Антонио привел еще четверых, сказал им: «Можете с ним разговаривать -.это француз из наших…» Крестьяне осторожно рассказывали о реквизициях, о штрафах. Вскоре за мною пришел Жак и сказал, что пора идти.
Вернулись мы под утро; зашли в бар на вокзале; пили коньяк.

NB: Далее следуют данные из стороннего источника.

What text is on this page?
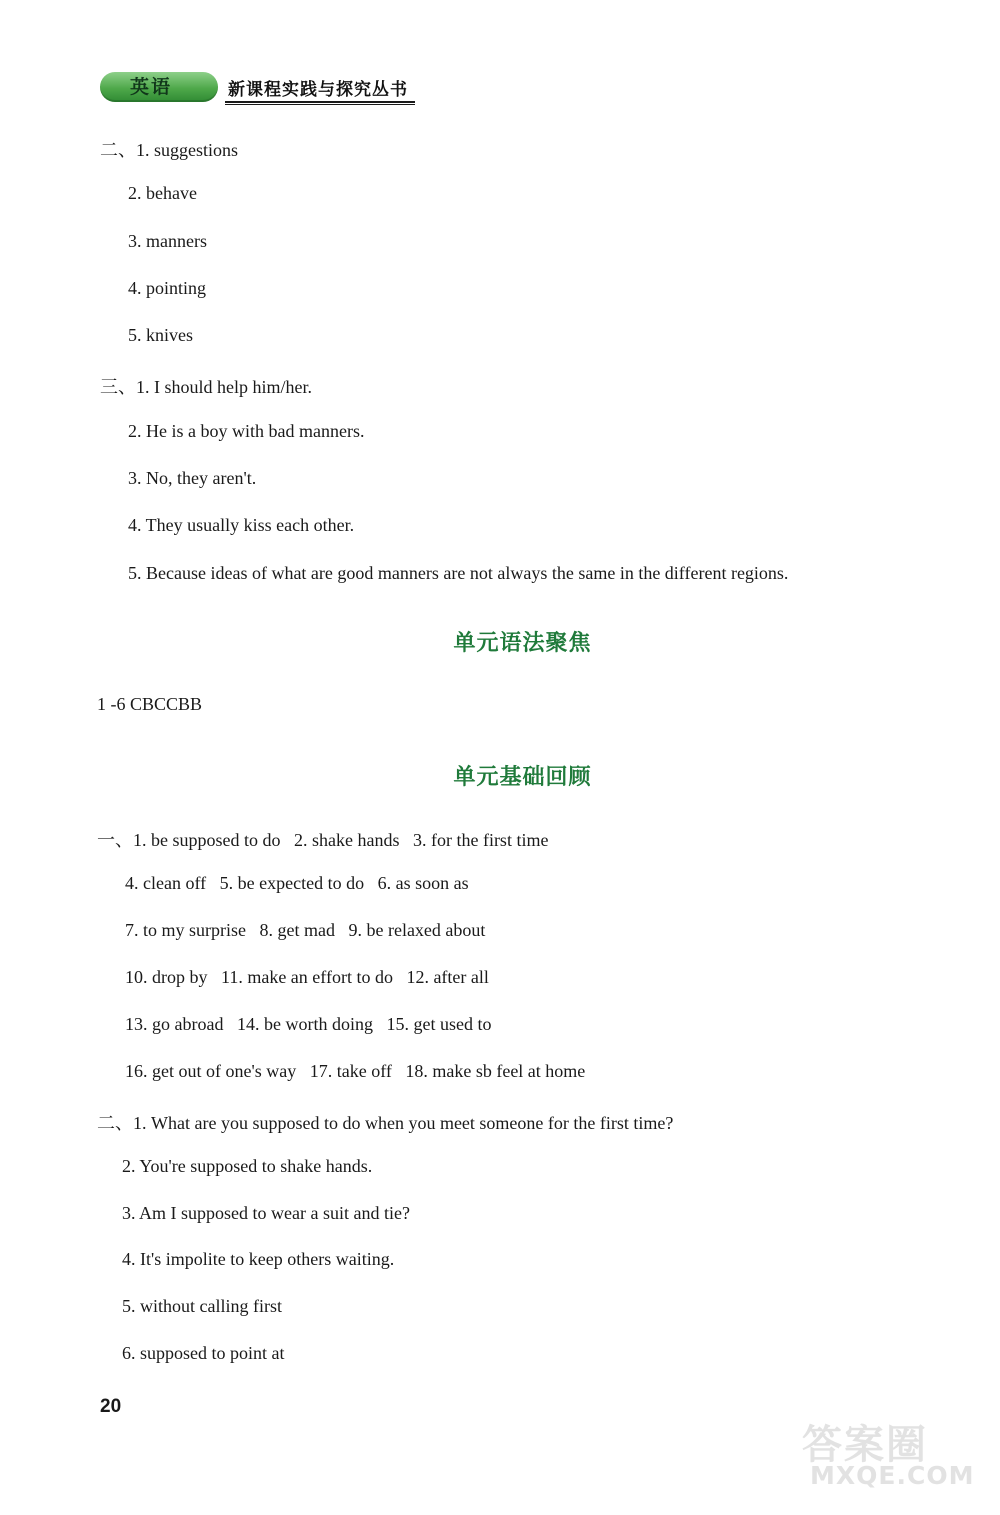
英语	新课程实践与探究丛书
二、1. suggestions
2. behave
3. manners
4. pointing
5. knives
三、1. I should help him/her.
2. He is a boy with bad manners.
3. No, they aren't.
4. They usually kiss each other.
5. Because ideas of what are good manners are not always the same in the different regions.
单元语法聚焦
1 -6 CBCCBB
单元基础回顾
一、1. be supposed to do   2. shake hands   3. for the first time
4. clean off   5. be expected to do   6. as soon as
7. to my surprise   8. get mad   9. be relaxed about
10. drop by   11. make an effort to do   12. after all
13. go abroad   14. be worth doing   15. get used to
16. get out of one's way   17. take off   18. make sb feel at home
二、1. What are you supposed to do when you meet someone for the first time?
2. You're supposed to shake hands.
3. Am I supposed to wear a suit and tie?
4. It's impolite to keep others waiting.
5. without calling first
6. supposed to point at
20
答案圈
MXQE.COM
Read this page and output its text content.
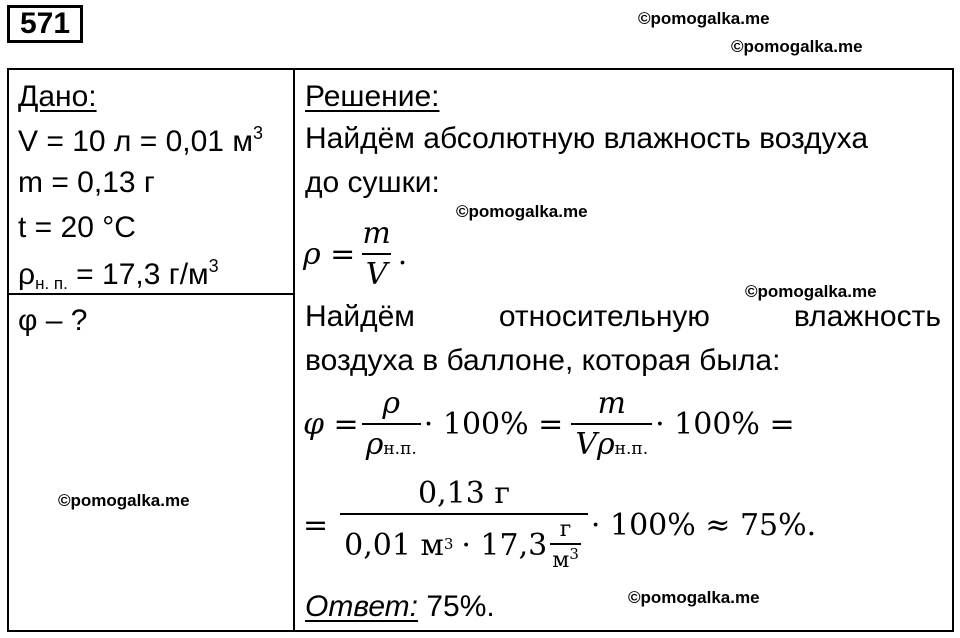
571	©pomogalka.me
©pomogalka.me
©pomogalka.me
©pomogalka.me
©pomogalka.me
©pomogalka.me
Дано:
V = 10 л = 0,01 $м^3$
m = 0,13 г
t = 20 °C
$\rho_{н. п.} = 17,3$ $г/м^3$
φ – ?
Решение:
Найдём абсолютную влажность воздуха
до сушки:
$\rho = \frac{m}{V}$ .
Найдём	относительную	влажность
воздуха в баллоне, которая была:
$\varphi = \frac{\rho}{\rho н.п.} \cdot 100\% = \frac{m}{\text{Vρн.п.}} \cdot 100\%$ =
= $\frac{0,13 г}{0,01 м 3 \cdot 17,3 \frac{г}{м^3}} \cdot 100\% \approx 75\%$.
Ответ: 75%.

В общем, я ничего не увидел и мог бы написать о старухе без того, чтобы зря рисковать. Это было затеей двадцатилетнего юноши; и это понимал и скорее стыдился, нежели гордился. Ко всему, я побаивался, что меня отзовут: скажут, корреспонденту «Известий» не полагается идти на такие авантюры. Но все обошлось, и я вернулся в Барселону.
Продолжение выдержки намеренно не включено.